Yesterday, I taught the kids how to play conkers. There's a horse chestnut tree at R*'s school so the kids there collect them but they don't know how to play conkers so I figured I would teach her this most English of games. As a kid, I had my five seconds of fame playing in a conker competition with the shattering of my conker being broadcast on local TV news. My opponent went on to win the competition with a very seasoned seven year old indestructable conker.

On Sunday, we trooped down to Windsor Great Park and collected a bag of them. It's a little early in the season but wasn't hard to find some. At home, I attached the strings and we were ready to play.

I was soon reminded it can be rather painful to play conkers. It's easy to whack yourself. R* even went and put on her skateboarding pads. After I lost to R*, I set the kids up with a hanging conker to practise on but unfortunately, Kieran whacked himself in the nose and head! So, ok, maybe there's a good reason conkers isn't played much!

Still, I might keep some conkers in a dark corner of a cupboard. They could prove useful in several years.

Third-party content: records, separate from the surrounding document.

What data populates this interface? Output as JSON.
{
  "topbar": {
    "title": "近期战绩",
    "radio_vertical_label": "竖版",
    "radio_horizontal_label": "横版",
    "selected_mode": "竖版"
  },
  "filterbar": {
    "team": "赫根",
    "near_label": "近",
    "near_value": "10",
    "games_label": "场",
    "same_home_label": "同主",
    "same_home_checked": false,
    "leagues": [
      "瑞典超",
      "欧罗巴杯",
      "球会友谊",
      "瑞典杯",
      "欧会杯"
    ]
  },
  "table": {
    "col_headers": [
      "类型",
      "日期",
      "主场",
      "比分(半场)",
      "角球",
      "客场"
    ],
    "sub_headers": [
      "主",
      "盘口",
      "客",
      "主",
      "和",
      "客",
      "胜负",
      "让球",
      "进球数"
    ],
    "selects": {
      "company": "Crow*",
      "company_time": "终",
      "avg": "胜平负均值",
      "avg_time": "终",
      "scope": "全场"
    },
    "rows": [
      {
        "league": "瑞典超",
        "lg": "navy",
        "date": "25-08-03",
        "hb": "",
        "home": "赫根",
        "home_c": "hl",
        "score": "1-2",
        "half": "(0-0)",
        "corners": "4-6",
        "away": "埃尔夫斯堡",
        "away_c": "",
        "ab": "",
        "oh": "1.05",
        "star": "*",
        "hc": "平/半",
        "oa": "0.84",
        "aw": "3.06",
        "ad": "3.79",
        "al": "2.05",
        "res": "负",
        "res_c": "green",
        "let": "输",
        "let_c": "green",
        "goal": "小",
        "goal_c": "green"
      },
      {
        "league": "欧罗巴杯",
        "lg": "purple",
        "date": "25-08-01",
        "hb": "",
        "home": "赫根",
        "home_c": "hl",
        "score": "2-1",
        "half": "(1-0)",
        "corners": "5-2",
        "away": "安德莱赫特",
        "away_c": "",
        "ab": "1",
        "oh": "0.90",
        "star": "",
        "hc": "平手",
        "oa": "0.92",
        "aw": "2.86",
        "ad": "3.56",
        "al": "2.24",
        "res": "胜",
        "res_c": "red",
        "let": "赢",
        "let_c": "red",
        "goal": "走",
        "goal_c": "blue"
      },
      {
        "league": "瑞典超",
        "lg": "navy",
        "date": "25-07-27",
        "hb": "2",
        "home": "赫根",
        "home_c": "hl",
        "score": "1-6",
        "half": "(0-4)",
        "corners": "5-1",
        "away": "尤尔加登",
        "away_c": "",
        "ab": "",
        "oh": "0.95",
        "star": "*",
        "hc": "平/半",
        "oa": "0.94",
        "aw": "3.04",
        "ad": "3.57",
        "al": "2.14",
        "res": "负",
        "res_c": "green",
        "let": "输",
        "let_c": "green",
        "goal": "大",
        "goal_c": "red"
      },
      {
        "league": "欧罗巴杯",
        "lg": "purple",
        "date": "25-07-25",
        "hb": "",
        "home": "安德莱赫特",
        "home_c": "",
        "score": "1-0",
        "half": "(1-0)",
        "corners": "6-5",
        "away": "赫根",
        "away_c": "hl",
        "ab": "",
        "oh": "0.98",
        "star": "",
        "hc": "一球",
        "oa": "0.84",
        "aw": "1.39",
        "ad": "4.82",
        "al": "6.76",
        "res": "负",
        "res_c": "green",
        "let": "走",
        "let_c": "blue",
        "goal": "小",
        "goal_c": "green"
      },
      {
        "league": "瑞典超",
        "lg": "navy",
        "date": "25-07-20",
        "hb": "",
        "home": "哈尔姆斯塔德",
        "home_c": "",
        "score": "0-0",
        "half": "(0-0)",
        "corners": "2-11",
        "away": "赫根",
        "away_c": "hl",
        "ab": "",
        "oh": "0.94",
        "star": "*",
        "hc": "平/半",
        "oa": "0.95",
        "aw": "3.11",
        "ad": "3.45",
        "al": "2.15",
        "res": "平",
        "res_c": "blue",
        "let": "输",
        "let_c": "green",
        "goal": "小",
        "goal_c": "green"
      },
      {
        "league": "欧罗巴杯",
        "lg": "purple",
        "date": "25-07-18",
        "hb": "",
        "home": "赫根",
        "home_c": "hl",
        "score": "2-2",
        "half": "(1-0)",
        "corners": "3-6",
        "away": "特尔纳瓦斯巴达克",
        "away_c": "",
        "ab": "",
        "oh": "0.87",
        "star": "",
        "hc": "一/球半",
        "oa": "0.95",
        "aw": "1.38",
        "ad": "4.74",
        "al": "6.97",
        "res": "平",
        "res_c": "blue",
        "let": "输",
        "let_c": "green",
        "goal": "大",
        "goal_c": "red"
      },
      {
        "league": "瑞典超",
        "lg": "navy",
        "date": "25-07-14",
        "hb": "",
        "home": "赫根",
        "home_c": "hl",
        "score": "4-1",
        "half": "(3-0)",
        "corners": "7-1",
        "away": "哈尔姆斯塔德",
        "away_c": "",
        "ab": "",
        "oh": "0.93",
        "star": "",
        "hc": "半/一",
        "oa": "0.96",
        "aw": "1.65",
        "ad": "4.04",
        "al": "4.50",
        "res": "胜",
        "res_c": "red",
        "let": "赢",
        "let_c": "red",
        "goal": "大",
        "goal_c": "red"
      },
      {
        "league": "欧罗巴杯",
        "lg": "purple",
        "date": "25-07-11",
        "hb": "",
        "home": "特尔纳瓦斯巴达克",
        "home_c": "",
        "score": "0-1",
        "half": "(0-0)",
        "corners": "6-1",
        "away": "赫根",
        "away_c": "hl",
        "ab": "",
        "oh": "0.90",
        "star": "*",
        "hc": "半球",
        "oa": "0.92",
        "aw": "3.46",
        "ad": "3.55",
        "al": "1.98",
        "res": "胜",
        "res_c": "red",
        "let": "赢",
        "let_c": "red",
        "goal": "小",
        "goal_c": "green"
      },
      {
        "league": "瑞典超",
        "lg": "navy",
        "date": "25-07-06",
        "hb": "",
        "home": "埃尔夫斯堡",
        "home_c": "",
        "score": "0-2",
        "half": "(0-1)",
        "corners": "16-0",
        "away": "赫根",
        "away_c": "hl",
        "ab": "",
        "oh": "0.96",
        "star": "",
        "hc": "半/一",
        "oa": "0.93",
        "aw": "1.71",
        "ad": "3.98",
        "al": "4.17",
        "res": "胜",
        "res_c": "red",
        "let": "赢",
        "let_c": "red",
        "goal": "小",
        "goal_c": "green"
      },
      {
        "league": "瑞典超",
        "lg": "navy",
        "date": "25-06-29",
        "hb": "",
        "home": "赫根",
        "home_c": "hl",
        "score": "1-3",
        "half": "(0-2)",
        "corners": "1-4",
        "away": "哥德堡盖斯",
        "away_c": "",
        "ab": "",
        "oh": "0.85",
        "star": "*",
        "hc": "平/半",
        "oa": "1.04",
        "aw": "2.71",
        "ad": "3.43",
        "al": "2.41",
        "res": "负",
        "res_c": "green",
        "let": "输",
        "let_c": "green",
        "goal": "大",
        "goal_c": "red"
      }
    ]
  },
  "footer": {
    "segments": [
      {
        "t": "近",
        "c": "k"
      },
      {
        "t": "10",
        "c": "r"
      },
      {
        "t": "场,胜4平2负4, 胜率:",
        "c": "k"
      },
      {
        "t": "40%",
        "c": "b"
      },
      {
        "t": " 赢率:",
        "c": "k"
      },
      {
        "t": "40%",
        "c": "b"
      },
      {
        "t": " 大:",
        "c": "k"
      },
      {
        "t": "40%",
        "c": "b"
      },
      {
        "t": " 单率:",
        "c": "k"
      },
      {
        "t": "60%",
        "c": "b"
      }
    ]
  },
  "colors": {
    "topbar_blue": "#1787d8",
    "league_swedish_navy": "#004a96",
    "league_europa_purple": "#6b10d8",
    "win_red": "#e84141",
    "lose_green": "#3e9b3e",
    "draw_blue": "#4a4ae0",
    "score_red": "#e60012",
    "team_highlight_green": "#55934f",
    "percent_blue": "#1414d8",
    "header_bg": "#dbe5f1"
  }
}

  1. R* took the conkers to school and caused quite a stir when she and her best friend played them during the break. Teachers and students cheered them on but they got embarassed and ran away.

  2. Goggles for conkers?


  3. Hey, there's a World Conker Championship. Just might try and go to it next year.


  4. If you need any more conkers, we've got a whole drive full of the bl**dy things.

    When I was a kid, conkers was a really popular game, but many schools banned it due to injuries and broken windows.